We recognize the effect of income tax positions only if those positions are more likely than not of being sustained. Recognized income tax positions are measured at the largest amount that is greater than 50% likely of being realized. Changes in recognition or measurement are reflected in the period in which the change in judgment occurs. We record interest and penalties related to unrecognized tax benefits in income tax expense.

At March 31, 2024 and December 31, 2023, we had a total of $5.5 million and $5.5 million in gross unrecognized tax benefits, respectively included in long-term income taxes payable in the consolidated balance sheet. Of this amount, $4.3 million and $4.4 million represents the amount of unrecognized tax benefits that, if recognized, would impact our effective tax rate as of March 31, 2024 and December 31, 2023. The net change in unrecognized tax benefits was a decrease of $0.1 million and an increase of $0.1 million during the three months ended March 31, 2024 and March 31, 2023, respectively. The difference in the net change in unrecognized tax benefits year over year for the three months is the result of underlying transactions that occurred in 2023 that did not occur in 2024. The total net amount of accrued interest and penalties for such unrecognized tax benefits was $0.8 million and $0.7 million at March 31, 2024 and December 31, 2023, respectively and is included in long-term income taxes payable in the consolidated balance sheets. These unrecognized tax benefits relate to state income tax filing positions. Income tax expense is increased each period for the accrual of interest on outstanding positions and penalties when the uncertain tax position is initially recorded. Income tax expense is reduced in periods by the amount of accrued interest and penalties associated with reversed uncertain tax positions due to lapse of applicable statute of limitations, when applicable or when a position is settled. Net interest and penalties included in income tax expense was nominal for both the three month period ended March 31, 2024 and March 31, 2023, respectively.

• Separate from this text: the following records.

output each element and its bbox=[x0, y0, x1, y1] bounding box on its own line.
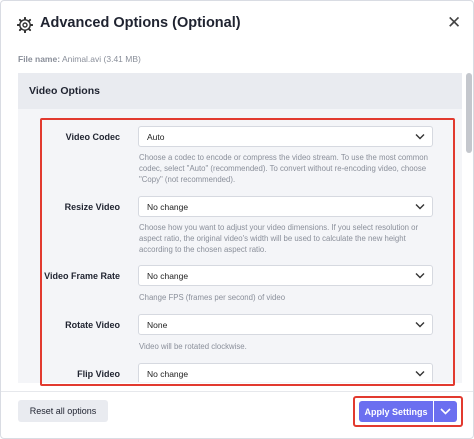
resize-video-label: Resize Video bbox=[64, 202, 120, 212]
dialog-title: Advanced Options (Optional) bbox=[40, 15, 241, 31]
apply-options-dropdown-button[interactable] bbox=[434, 401, 457, 422]
chevron-down-icon bbox=[415, 134, 425, 140]
frame-rate-help: Change FPS (frames per second) of video bbox=[139, 293, 286, 302]
rotate-video-help: Video will be rotated clockwise. bbox=[139, 342, 247, 351]
reset-all-options-button[interactable]: Reset all options bbox=[18, 400, 108, 422]
flip-video-label: Flip Video bbox=[77, 369, 120, 379]
chevron-down-icon bbox=[440, 408, 451, 415]
video-codec-help: Choose a codec to encode or compress the… bbox=[139, 153, 428, 184]
resize-video-value: No change bbox=[147, 202, 189, 212]
chevron-down-icon bbox=[415, 322, 425, 328]
advanced-options-dialog: Advanced Options (Optional) ✕ File name:… bbox=[0, 0, 474, 439]
rotate-video-select[interactable]: None bbox=[138, 314, 433, 335]
file-name-value: Animal.avi (3.41 MB) bbox=[61, 54, 141, 64]
chevron-down-icon bbox=[415, 204, 425, 210]
dialog-header: Advanced Options (Optional) ✕ bbox=[1, 1, 473, 49]
apply-settings-button[interactable]: Apply Settings bbox=[359, 401, 433, 422]
scrollbar-thumb[interactable] bbox=[466, 73, 472, 153]
chevron-down-icon bbox=[415, 371, 425, 377]
section-title: Video Options bbox=[29, 85, 100, 97]
flip-video-select[interactable]: No change bbox=[138, 363, 433, 382]
video-codec-value: Auto bbox=[147, 132, 165, 142]
video-codec-label: Video Codec bbox=[65, 132, 120, 142]
flip-video-value: No change bbox=[147, 369, 189, 379]
video-codec-select[interactable]: Auto bbox=[138, 126, 433, 147]
gear-icon bbox=[17, 17, 33, 33]
resize-video-select[interactable]: No change bbox=[138, 196, 433, 217]
file-name-label: File name: bbox=[18, 54, 61, 64]
footer-divider bbox=[1, 391, 473, 392]
frame-rate-value: No change bbox=[147, 271, 189, 281]
frame-rate-select[interactable]: No change bbox=[138, 265, 433, 286]
section-header: Video Options bbox=[18, 73, 462, 109]
rotate-video-value: None bbox=[147, 320, 168, 330]
chevron-down-icon bbox=[415, 273, 425, 279]
resize-video-help: Choose how you want to adjust your video… bbox=[139, 223, 419, 254]
file-name-line: File name: Animal.avi (3.41 MB) bbox=[18, 54, 141, 64]
apply-settings-highlight: Apply Settings bbox=[353, 396, 463, 427]
rotate-video-label: Rotate Video bbox=[65, 320, 120, 330]
close-icon[interactable]: ✕ bbox=[447, 14, 461, 31]
frame-rate-label: Video Frame Rate bbox=[44, 271, 120, 281]
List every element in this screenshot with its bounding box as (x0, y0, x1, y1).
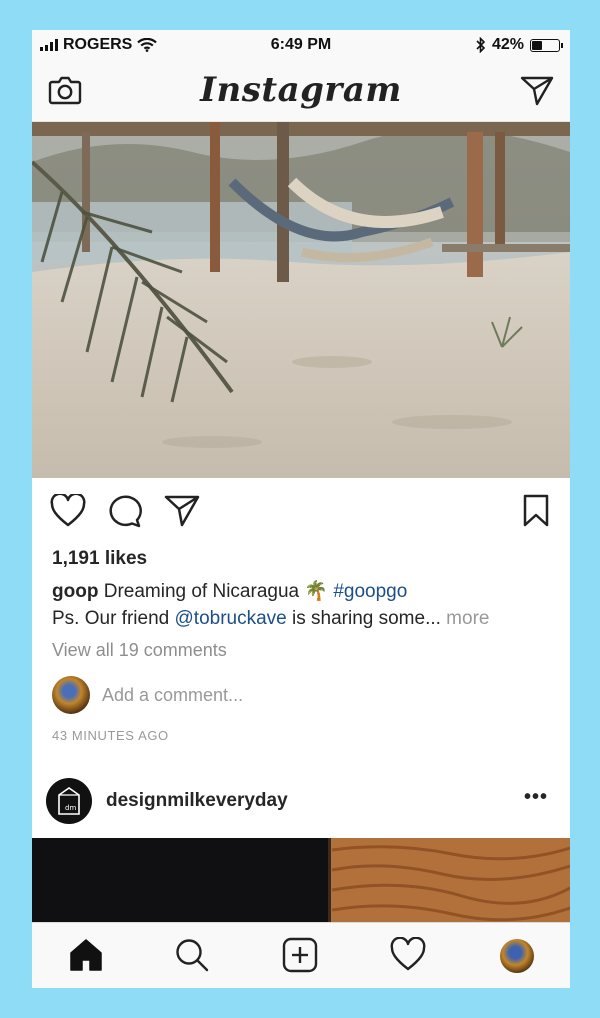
profile-avatar[interactable] (500, 939, 534, 973)
share-icon[interactable] (164, 494, 200, 528)
battery-percent: 42% (491, 36, 524, 53)
post-timestamp: 43 MINUTES AGO (52, 728, 169, 743)
heart-icon[interactable] (50, 494, 86, 528)
bluetooth-icon (476, 37, 486, 53)
comment-icon[interactable] (108, 494, 144, 528)
likes-count[interactable]: 1,191 likes (52, 548, 147, 570)
bottom-tab-bar (32, 922, 570, 988)
caption-text: Dreaming of Nicaragua (98, 581, 305, 602)
user-avatar (52, 676, 90, 714)
phone-screen: ROGERS 6:49 PM 42% Instagram 1,191 likes… (32, 30, 570, 988)
designmilk-avatar[interactable]: dm (46, 778, 92, 824)
caption-line2-suffix: is sharing some... (286, 608, 441, 629)
caption-username[interactable]: goop (52, 581, 98, 602)
activity-heart-icon[interactable] (390, 937, 426, 973)
add-comment-row[interactable]: Add a comment... (52, 676, 243, 714)
post-image[interactable] (32, 122, 570, 478)
status-bar: ROGERS 6:49 PM 42% (32, 30, 570, 60)
bookmark-icon[interactable] (522, 494, 550, 528)
caption-mention[interactable]: @tobruckave (175, 608, 287, 629)
view-all-comments-link[interactable]: View all 19 comments (52, 640, 227, 661)
caption-hashtag[interactable]: #goopgo (333, 581, 407, 602)
post-caption: goop Dreaming of Nicaragua 🌴 #goopgo Ps.… (52, 578, 562, 632)
direct-message-icon[interactable] (520, 74, 554, 106)
post2-more-options-icon[interactable]: ••• (524, 786, 548, 809)
designmilk-logo: dm (58, 787, 80, 815)
battery-level-fill (532, 40, 542, 50)
more-link[interactable]: more (441, 608, 489, 629)
palm-tree-emoji: 🌴 (304, 581, 329, 602)
instagram-logo: Instagram (200, 70, 402, 110)
svg-text:dm: dm (65, 804, 76, 812)
app-header: Instagram (32, 60, 570, 122)
post-actions (32, 478, 570, 542)
search-icon[interactable] (174, 937, 210, 973)
add-post-icon[interactable] (282, 937, 318, 973)
battery-icon (530, 38, 563, 52)
home-icon[interactable] (68, 937, 104, 973)
post2-header: dm designmilkeveryday ••• (32, 770, 570, 830)
add-comment-input[interactable]: Add a comment... (102, 685, 243, 706)
post2-image[interactable] (32, 838, 570, 922)
caption-line2-prefix: Ps. Our friend (52, 608, 175, 629)
post2-username[interactable]: designmilkeveryday (106, 790, 288, 812)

A reconciliation of the beginning and ending amount of unrecognized tax benefits is as follows:
2024
 (in thousands)
Balance at December 31, 2023$5,522 
Reductions due to lapse of applicable statute of limitations(66)
Balance at March 31, 2024$5,456 

A number of years may elapse before an uncertain tax position is audited and ultimately settled. It is difficult to predict the ultimate outcome or the timing of resolution for uncertain tax positions. It is reasonably possible that the amount of unrecognized tax benefits could significantly increase or decrease within the next twelve months. These changes could result from the expiration of the statute of limitations, examinations, or other unforeseen circumstances. We do not have any outstanding litigation related to income tax matters. At this time, management’s best estimate of the reasonably possible change in the amount of gross unrecognized tax benefits is approximately no change to an increase of $1.0 million during the next twelve months, due to the combination of expiration of certain statute of limitations and estimated additions. The federal statute of limitations remains open for the years 2020 and forward. Tax years 2013 and forward are subject to audit by state tax authorities depending on the tax code and administrative practice of each state.